The SOA validation failure

Or: how I learned to stop worrying and love dogfooding

October 16, 2017

On October 12th, the SOA record for did not pass DNSSEC validation due to a broken signature. A string of events lead to the creation of PowerDNS bug #5814 and incidently also to #5807.

The Plan and Execution

On the 10th of October we started a small internal project to change the set up of our authoritative infrastructure. This project had as a goal to have a more representable DNS authoritative infrastructure we could use to better dogfood our own software. In short, this was the work that had to be done:

  • Upgrade to 4.1.0-rc on
  • Switch to the gsqlite3 backend from the BIND backend
  • Add a hidden master on and slave via the local loopback

The upgrade was easy enough with the use of the repositories. The whole migration from BIND to gsqlite3 was very straight-forward thanks to pdnsutil b2b-migrate, although some bugs were found and subsequently fixed. Adding the hidden master was also effortless and after changing the zones from ‘MASTER’ to ‘SLAVE’ and setting the master addresses to the local loopback address the whole chain of zone transfers was tested and worked properly: NOTIFY mesages were sent, AXFRs were performed and dig was happy.

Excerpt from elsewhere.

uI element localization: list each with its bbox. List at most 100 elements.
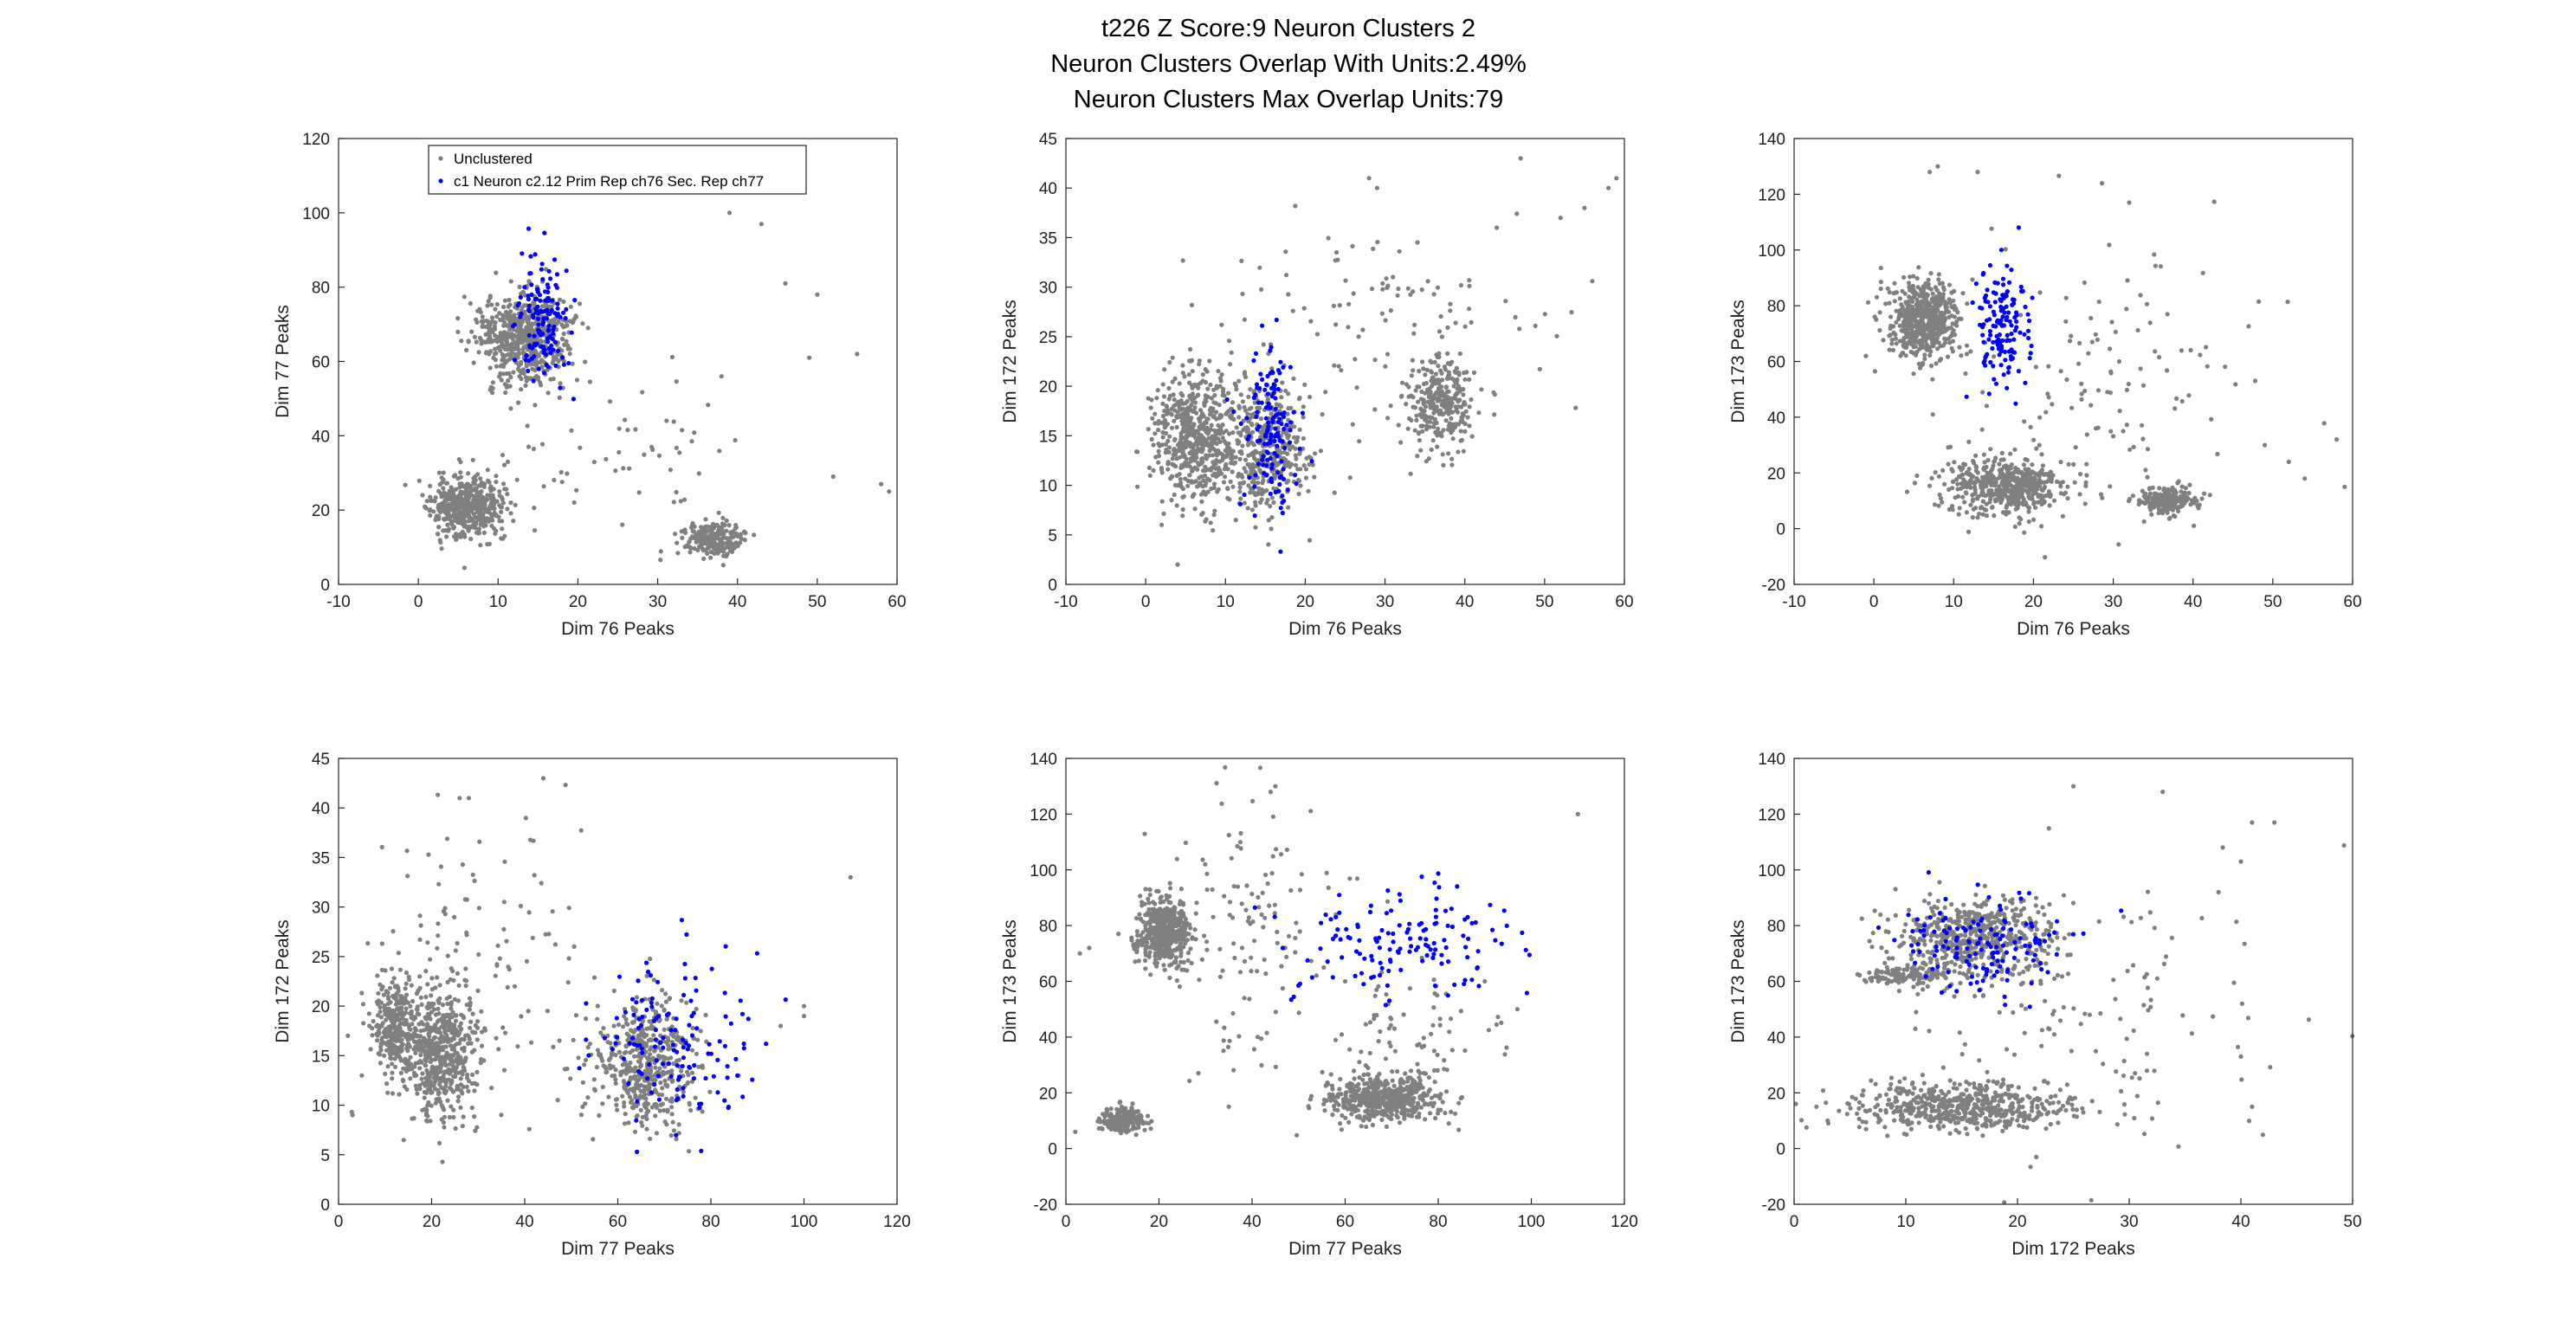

Yay, Time to stop working for the day!

The Missed Warning Signs

The next morning I was pretty sleepy on a train on my way to Open-Xchange Summit and saw a bunch of monitoring emails come in regarding the DNSSEC validation of our domains:

Info:    CRITICAL validation failure < SOA IN>: RSA signature verification failed from 2604:a880:1:20::132:5001

And yes, we actually monitor SOA freshness between master and slaves and the DNSSEC chain of trust for all our domains (as one should). In my sleepy state, I decided these were probably emails from yesterday and just stared out the window until I arrived in Brussels. Once there, I got a message from the cool people at that the RRSIG sent alongside the SOA for was not valid. Oops!

The Issue

In the PowerDNS Authoritative Server, we try really hard to ensure that slave server will fetch fresh RRSIGs when zones are resigned. One of these ways is the SOA-EDIT domain metadata. This piece of metadata lets the nameserver process bump the SOA serial artificially when serving the record from the backend.

There is also another piece of metadata called PRESIGNED. This indicates that the zone was AXFR’d from a master and already has DNSSEC signatures in the backend, it is set automatically when we see RRSIGs in the incoming AXFR.

During the b2b-migrate, the domain metadata for all zones was correctly migrated. This included the SOA-EDIT we had in place for

So after AXFR’ing the zone, we had the following metadata in the database:

select * from domainmetadata where domain_id=41;

When querying the nameserver the following records were returned:

; <<>> DiG 9.11.2 <<>> +dnssec soa
;; ANSWER SECTION:      3600  IN   SOA pieter\ 2017101203 10800 3600 604800 3600      3600  IN   RRSIG   SOA 8 2 3600 20171026000000 20171005000000 36021 C/VixIC.....

After some debugging, the PRESIGNED metadata was removed. And lo and behold, the following was returned:

;; ANSWER SECTION:      3600  IN   RRSIG   SOA 8 2 3600 20171026000000 20171005000000 36021 C/VixIC.....      3600  IN   SOA pieter\ 2017101201 10800 3600 604800 3600

Notice that the SOA serial is reduced by 2. This SOA record actually validates correctly:

Info:    OK the chain of trust is valid.

So it appears PowerDNS honors the SOA-EDIT metadata for pre-signed zones, oops! To prevent others from running into this issue, the problem was clearly documented and a solution was writen within an hour. This fix will land in the next release of the PowerDNS Authoritative Server, and will be backported to the 4.0 release train as well.

What We Learned

Several things were learned in the course of migrating and figuring out what was going:

The SOA-EDIT interaction with PRESIGNED was not known and thus a corner case that was not foreseen in the migration plan.

Our DNSSEC trust-chain monitoring only found this issue because it queries for SOA. In the future we will write a checking script that will attempt to check all (or at least many) RRSIGs in the zone.

And most importantly: eating your own dogfood is an amazing way to find bugs before your users do!